Continua il ciclo di conferenze “professione reporter…metamorfosi di una professione nel terzo millennio”. Il 15 Novembre è stato il turno di Toni Capuozzo.
Toni Capuozzo, settantatré anni ben portati, madre triestina e padre napoletano dal quale ha ereditato il tipico “scetticismo” partenopeo, ne ha viste tante nella vita. Nel suo rapportarsi con gli studenti scherza e coinvolge la platea che lo segue in Meet, soffermandosi sui tanti particolari delle sue innumerevoli esperienze giornalistiche per le maggiori testate italiane, che si sono realizzate nei grandi teatri di guerra, così come in luoghi sperduti e dimenticati.
Voce conosciuta da chi segue le informazioni televisive, non si vuole considerare un “reporter di guerra” perché ci ha raccontato che, da buon napoletano, non vuole attirare la malasorte su di sé. Con arguzia e ironia ha evocato le innumerevoli difficoltà e i pericoli quotidiani che insorgono quando all’improvviso una situazione si ribalta e “in zone calde” di guerra puoi essere ostaggio anche solo facendo la spesa, di cecchini dii eserciti rivali. I suoi reportage parlano di lotte politiche rivoluzionarie e di lotte religiose, di battaglie chimiche e di battaglie su internet, di guerre tradizionali e di guerre civili. Ciò che però lo ha sempre accompagnato è la fede nel destino: racconta le sue partenze con un bagaglio minimo e con la convinzione di potersela cavare, che anche quella volta non sarebbe “toccato a lui”.
La paura sempre presente lo ha aiutato a non rischiare eccessivamente e, tenendola sotto controllo, ha sempre fatto in modo che essa non diventasse mai panico ma spinta propulsiva per fare al meglio il proprio lavoro e
portare a casa un servizio di cui essere orgogliosi…
La sua fama ha inizio quando nel 1982 viene mandato nella capitale Argentina per raccogliere informazioni sul conflitto delle isole Falkland. Questa brevissima guerra ha interessato la nazione Argentina e quella Anglosassone che si contendevano le piccole isole.

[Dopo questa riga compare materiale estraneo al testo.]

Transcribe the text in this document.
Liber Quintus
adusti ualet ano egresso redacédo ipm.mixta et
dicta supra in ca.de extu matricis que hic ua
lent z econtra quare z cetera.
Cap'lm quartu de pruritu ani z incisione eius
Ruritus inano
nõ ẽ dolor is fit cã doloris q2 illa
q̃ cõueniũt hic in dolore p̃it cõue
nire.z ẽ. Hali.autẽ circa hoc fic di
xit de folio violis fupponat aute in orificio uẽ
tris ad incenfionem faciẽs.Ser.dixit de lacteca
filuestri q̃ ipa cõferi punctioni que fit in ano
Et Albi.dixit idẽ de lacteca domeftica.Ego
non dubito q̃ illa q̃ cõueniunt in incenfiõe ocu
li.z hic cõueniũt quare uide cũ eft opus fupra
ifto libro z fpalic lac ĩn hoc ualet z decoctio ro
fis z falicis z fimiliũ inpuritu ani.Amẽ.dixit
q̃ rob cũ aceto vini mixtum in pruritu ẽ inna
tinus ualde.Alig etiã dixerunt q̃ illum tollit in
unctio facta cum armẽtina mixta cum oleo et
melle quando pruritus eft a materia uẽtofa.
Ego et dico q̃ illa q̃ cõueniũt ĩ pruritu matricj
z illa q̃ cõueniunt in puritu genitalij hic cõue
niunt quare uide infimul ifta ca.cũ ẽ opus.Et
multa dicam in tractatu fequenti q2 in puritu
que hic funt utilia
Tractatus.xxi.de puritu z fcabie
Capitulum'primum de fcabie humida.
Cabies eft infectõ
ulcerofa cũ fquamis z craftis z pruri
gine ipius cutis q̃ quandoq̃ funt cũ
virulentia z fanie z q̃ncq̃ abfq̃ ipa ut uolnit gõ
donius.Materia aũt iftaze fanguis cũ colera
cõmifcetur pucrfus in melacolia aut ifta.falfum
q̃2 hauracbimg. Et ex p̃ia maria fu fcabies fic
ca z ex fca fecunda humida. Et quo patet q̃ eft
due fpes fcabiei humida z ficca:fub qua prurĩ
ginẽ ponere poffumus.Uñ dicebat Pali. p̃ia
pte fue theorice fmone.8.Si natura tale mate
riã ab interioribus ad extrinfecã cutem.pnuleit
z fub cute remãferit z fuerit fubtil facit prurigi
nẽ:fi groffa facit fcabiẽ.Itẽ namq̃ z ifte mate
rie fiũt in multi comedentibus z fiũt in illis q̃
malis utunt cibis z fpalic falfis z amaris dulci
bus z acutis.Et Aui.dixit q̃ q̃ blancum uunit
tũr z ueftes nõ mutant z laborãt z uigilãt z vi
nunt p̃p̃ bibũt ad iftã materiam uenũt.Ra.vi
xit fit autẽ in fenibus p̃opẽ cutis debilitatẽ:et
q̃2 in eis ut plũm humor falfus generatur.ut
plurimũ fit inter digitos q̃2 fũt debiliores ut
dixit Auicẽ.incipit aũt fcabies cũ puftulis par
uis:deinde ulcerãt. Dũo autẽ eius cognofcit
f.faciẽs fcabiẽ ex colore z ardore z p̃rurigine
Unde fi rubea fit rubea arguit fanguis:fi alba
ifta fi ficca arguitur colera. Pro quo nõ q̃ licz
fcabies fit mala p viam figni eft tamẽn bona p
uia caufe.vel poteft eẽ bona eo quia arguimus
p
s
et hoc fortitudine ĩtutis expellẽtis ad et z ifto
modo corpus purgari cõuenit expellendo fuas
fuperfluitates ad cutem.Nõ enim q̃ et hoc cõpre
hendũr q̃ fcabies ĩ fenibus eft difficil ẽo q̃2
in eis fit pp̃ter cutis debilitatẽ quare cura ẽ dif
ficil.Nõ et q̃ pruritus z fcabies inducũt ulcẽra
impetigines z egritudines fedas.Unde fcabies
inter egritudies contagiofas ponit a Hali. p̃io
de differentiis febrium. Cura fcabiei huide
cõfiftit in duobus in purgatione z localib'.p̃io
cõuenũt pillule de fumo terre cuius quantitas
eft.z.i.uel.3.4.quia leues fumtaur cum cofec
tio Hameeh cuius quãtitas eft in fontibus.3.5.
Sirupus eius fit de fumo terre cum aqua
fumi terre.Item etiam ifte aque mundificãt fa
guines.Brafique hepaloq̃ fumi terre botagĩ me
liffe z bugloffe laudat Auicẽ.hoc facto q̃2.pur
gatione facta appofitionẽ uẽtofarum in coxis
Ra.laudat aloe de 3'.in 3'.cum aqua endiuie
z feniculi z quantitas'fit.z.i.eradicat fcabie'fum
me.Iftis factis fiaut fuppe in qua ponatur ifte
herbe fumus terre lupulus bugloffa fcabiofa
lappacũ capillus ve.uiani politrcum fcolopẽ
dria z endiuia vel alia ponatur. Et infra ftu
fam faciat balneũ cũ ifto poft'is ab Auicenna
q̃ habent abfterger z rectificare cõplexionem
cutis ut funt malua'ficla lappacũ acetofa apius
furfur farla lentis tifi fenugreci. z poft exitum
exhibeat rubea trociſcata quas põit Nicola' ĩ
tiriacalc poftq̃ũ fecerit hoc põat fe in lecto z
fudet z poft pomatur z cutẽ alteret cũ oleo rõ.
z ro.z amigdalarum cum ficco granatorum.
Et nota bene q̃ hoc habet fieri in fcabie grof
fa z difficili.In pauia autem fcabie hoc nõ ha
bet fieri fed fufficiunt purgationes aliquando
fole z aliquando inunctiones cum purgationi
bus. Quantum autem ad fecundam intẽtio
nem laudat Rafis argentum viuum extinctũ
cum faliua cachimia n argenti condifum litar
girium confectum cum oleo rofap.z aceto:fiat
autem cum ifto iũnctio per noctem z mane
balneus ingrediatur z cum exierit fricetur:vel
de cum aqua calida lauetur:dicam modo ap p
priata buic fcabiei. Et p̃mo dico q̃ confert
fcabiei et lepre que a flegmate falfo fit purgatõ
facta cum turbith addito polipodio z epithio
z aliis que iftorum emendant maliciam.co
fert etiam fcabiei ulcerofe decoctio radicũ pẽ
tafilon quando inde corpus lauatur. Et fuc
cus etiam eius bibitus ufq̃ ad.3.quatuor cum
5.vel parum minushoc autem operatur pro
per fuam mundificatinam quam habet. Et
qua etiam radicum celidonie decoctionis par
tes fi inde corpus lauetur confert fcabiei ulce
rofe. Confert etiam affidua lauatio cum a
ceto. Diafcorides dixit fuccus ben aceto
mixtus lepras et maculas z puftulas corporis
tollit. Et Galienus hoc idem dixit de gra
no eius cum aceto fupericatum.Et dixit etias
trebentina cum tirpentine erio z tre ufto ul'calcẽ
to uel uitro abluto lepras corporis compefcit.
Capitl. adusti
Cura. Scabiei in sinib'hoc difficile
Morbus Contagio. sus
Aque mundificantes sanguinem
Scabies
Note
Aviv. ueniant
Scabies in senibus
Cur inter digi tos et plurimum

Durante la conferenza Capuozzo ci ha raccontato un’intervista particolare. Durante il suo soggiorno a Buenos Aires cercò in tutti i modi di entrare in contatto con il grande scrittore Argentino Jorge Francisco Luis Borges. Ci ha spiegato la sua preoccupazione prima di questo incontro confessandoci che, ai tempi, non aveva mai letto nulla di questo autore. Si trovò di fronte un uomo semplice, empatico e molto sensibile. Lo colpì la grande fantasia e soprattutto il suo amore per la letteratura anglosassone, nonostante il conflitto in atto, prudentemente lo scrittore non prese nessun tipo di posizione in merito agli accadimenti del momento. Anche raccontando questo incontro la sincerità di Capuozzo è disarmante: lo sguardo indagatore dello scrittore cieco lo ha indotto a confessare di non aver preparato da solo le domande da fare. Borges rispose che ”Le domande sono come i figli: esistono nonostante chi le ha create, hanno vita propria”.
La simpatia del giornalista è palpabile e sa rapportarsi con il suo giovane pubblico, anche a noi sarebbe piaciuto porre decine e decine di domande soprattutto su ciò che si prova di fronte all’orrore della guerra, alla paura di non poter tornare a casa, alla disperazione di intere popolazioni inermi… tuttavia il tempo è volato in fretta e, in chiusura, ad una domanda sul premio più apprezzato ci risponde che l’unico premio così importante da determinare una svolta nella sua vita è stato un riconoscimento non giornalistico: un concorso letterario che lo ha fatto arrivare primo. Lui che era un enfant terrible, terrore degli insegnanti, quel premio gli ha indicato la strada da intraprendere. Per il resto non si considera un “giornalista da premiare” ma semplicemente un buon reporter: che scrive per essere compreso da tutti, soprattutto dalle persone meno colte ma senza risultare banale agli occhi dei più istruiti.